There is no one solution to food insecurity. So we’re going to start there and see what we learn in that process. This is going to be totally new for our food bank. And at the same time I will say that as we are doing this work—the one thing I will always keep top of mind—is that I will always make sure the community has nourishment when they need it, because that is our mission. That is what we need to do.
Are there any volunteers or board members who are still active from the early days of Second Harvest?
I’m proud to say that, fast forward 45 years later, my father comes and volunteers here. He’s in his 80s and he’s still volunteering. He’s organized his church group, and they’re volunteering at the warehouse packing food.
And much like him, there are countless others who have connections to the food bank who are still very active either through their donations or volunteering. People like Bob Norton, who’s on my board, who’s been around since 2012. Sister Susan Olson, who was just a phenomenal leader, who really helped with supporting the operations side of the house here back in the ’80s and ’90s—while she’s retired, we still have connections. I reach out to her.
I just had a conversation with Jess Brown, who’s the president of the Farm Bureau here. He’s been around since the 1990s. He’s still very active in our food bank.
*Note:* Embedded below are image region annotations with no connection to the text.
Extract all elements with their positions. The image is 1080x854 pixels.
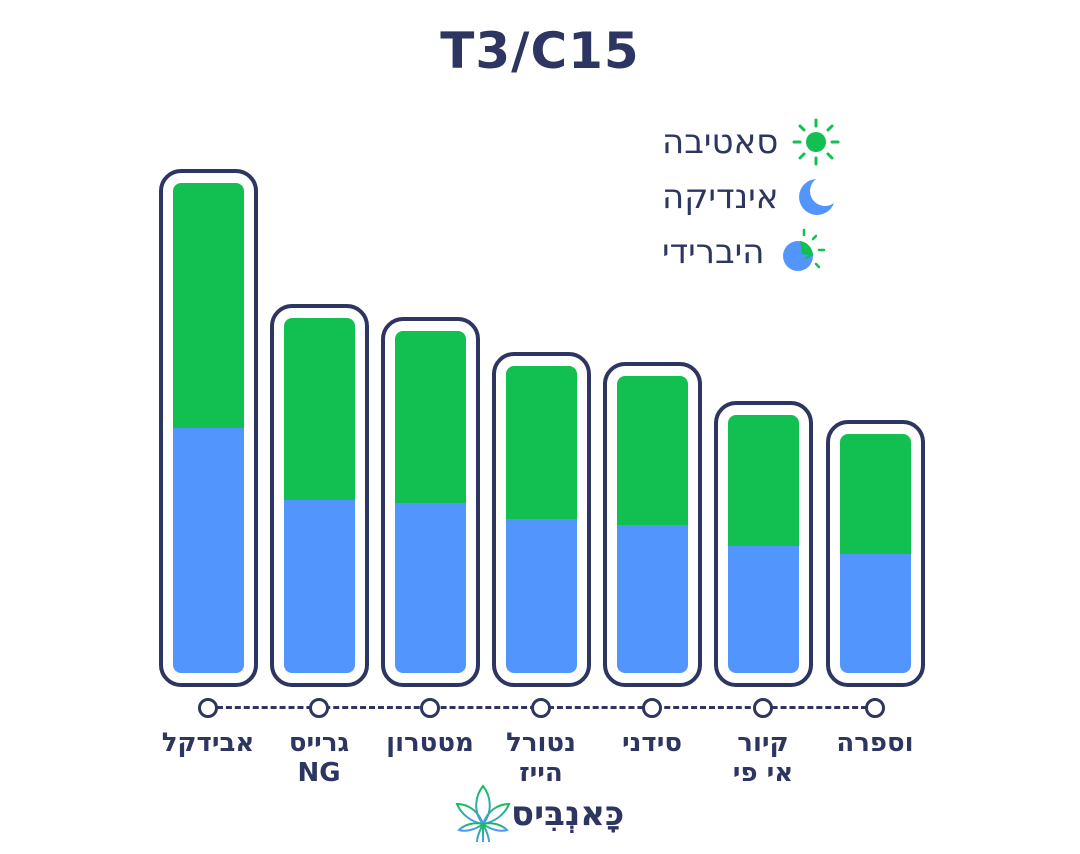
moon-icon — [799, 178, 835, 215]
bar-segment-indica — [839, 554, 911, 673]
bar-segment-sativa — [394, 331, 466, 503]
legend: סאטיבה אינדיקה היברידי — [662, 114, 922, 279]
bar-segment-indica — [283, 500, 355, 673]
sun-icon — [792, 118, 840, 165]
chart-title: T3/C15 — [440, 22, 640, 80]
legend-item-indica: אינדיקה — [662, 169, 922, 224]
legend-label: היברידי — [662, 231, 765, 272]
bar-segment-indica — [727, 546, 799, 673]
legend-label: אינדיקה — [662, 176, 779, 217]
brand-logo: כָּאנְבִּיס — [455, 784, 624, 844]
bar-segment-indica — [616, 525, 688, 673]
bar-segment-sativa — [505, 366, 577, 519]
axis-tick-dot — [865, 698, 885, 718]
x-tick-label: גרייס NG — [288, 728, 350, 788]
bar-segment-indica — [505, 519, 577, 673]
bar-segment-indica — [394, 503, 466, 673]
hybrid-sun-moon-icon — [783, 228, 826, 271]
bar-segment-sativa — [727, 415, 799, 546]
bar-segment-sativa — [616, 376, 688, 525]
legend-item-sativa: סאטיבה — [662, 114, 922, 169]
bar-segment-sativa — [172, 183, 244, 428]
x-tick-label: סידני — [621, 728, 683, 758]
bar-segment-sativa — [283, 318, 355, 500]
x-tick-label: אבידקל — [161, 728, 255, 758]
legend-label: סאטיבה — [662, 121, 779, 162]
x-tick-label: וספרה — [836, 728, 914, 758]
x-tick-label: קיור אי פי — [732, 728, 794, 788]
x-tick-label: מטטרון — [386, 728, 474, 758]
axis-tick-dot — [420, 698, 440, 718]
bar-segment-sativa — [839, 434, 911, 554]
axis-tick-dot — [531, 698, 551, 718]
brand-name: כָּאנְבִּיס — [511, 794, 625, 834]
cannabis-leaf-icon — [455, 784, 511, 843]
x-tick-label: נטורל הייז — [506, 728, 576, 788]
axis-tick-dot — [309, 698, 329, 718]
axis-tick-dot — [753, 698, 773, 718]
legend-item-hybrid: היברידי — [662, 224, 922, 279]
bar-segment-indica — [172, 428, 244, 673]
axis-tick-dot — [642, 698, 662, 718]
axis-tick-dot — [198, 698, 218, 718]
He serves as the chair of one of the committees and is always spreading the good news and the needs of our food bank with the farming community.
And I think of corporations. Driscoll’s has been here since the very beginning. You’ve got Martinelli’s, which has been here since the very beginning. These companies have had unwavering support for our food bank—the first food bank in the state of California. I think there’s a sense of pride with that fact.
I was surprised when I learned it was the second-oldest food bank in the United States.
It doesn’t surprise me one bit as a child of this county. There’s something about Santa Cruz County—that it is people-centered, neighbor-centered, community-centered—and if there’s going to be innovation around how we take care of our community, it’s going to be here.